Two important design choices were made here. The first was the use of fixed-length handles (32 bytes). This makes the programming and execution of the algorithm efficient and particularly suited for implementation with FPGAs, as the operands are now of a fixed (and therefore predictable) size. Previous dedupe algorithms have variable length search handles which have some arbitrarily derived boundary based on the content of packets themselves. Not only does this make it difficult to optimize from an implementation perspective, but it also makes partial matching virtually impossible to do.
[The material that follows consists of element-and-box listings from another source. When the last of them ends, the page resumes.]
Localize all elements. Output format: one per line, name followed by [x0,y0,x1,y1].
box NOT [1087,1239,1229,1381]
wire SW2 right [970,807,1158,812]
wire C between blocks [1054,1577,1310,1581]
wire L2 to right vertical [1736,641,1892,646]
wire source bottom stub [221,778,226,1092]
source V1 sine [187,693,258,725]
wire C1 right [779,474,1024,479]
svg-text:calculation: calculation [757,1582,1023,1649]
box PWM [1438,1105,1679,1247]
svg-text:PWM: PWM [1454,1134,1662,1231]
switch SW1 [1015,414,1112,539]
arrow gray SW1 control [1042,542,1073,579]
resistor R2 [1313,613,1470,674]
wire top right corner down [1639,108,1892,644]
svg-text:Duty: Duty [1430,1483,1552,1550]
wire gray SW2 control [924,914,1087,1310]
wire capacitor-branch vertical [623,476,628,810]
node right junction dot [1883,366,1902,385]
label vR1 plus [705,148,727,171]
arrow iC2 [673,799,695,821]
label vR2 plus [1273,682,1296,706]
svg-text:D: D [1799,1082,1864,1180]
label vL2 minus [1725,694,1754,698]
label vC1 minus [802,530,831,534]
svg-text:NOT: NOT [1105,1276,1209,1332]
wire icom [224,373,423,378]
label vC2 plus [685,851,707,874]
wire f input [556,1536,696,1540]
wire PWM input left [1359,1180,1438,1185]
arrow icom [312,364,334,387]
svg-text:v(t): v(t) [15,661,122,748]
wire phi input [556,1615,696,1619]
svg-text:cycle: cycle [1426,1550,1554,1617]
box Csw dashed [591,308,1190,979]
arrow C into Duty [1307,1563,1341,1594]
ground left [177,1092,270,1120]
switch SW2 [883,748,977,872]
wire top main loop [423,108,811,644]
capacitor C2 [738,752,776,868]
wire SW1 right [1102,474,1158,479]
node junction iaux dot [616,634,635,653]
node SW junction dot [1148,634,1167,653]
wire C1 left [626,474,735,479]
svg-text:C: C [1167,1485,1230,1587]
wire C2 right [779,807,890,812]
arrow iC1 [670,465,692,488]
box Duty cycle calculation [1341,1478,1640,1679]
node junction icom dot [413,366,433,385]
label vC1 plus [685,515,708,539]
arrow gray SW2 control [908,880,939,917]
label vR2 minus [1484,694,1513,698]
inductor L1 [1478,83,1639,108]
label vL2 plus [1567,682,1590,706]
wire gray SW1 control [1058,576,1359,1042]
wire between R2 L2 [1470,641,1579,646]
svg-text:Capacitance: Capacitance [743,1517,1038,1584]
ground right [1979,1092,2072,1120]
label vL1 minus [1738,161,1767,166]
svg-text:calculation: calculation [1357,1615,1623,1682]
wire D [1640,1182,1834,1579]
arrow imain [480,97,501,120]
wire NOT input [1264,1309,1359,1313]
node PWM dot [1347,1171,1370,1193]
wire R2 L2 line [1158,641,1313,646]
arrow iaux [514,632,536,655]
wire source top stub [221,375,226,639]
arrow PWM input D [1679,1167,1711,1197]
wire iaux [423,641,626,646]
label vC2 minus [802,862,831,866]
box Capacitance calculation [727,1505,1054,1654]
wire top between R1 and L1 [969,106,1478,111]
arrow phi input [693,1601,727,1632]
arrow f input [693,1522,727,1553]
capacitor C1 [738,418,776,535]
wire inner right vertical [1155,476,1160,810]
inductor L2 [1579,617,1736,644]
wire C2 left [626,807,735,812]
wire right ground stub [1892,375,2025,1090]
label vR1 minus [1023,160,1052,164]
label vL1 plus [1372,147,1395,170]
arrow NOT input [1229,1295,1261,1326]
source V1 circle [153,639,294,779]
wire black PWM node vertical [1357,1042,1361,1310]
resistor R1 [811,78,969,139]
The second significant design choice is Infineta’s particular use of the “match-vector.” Typically in other vendor’s approaches the entire input packet must match a portion of the dictionary for deduplication to occur. Infineta’s approach does not have this restriction. This vastly increases the efficiency gained by the appliance. Looking at our diagram in step (f), we can see that the 1st byte of the packet does not fall on a 32-byte boundary in the dictionary after it is aligned. In most cases this will be true on both the front-end and tail-end of the packet. We also see that there is a non-matching portion in the middle of the packet. Infineta simply quantifies all of this in the match-vector as shown, then dedupes (i.e., removes) the matching portions of the packet. The remaining non-matching portions of the packet are packed together in the resulting optimized packet. Traditional acceleration solutions would have simply passed the original packet through with no deduplication occuring at all.
In the next part, we’ll go over the hardware architecture in a little bit more detail and how some of these steps map to the components of the platform.
This is a WAN acceleration solution that is completely viable. The application of it is clearly defined and its built to execute on this at very high speeds with extremely low latency. If you have high-speed DCI requirements now, then you really ought to be looking at this solution.
Disclosure: I was a participant at Network Field Day #3. Infineta, along with other vendors including one of their competitors, did pay for the NFD3 participants’ travel expenses. Additionally Infineta is a sponsor of PacketPushers. Regardless, my opinion is my own here. If I thought they sucked, this article would have been very different. I’m not shy about my opinions.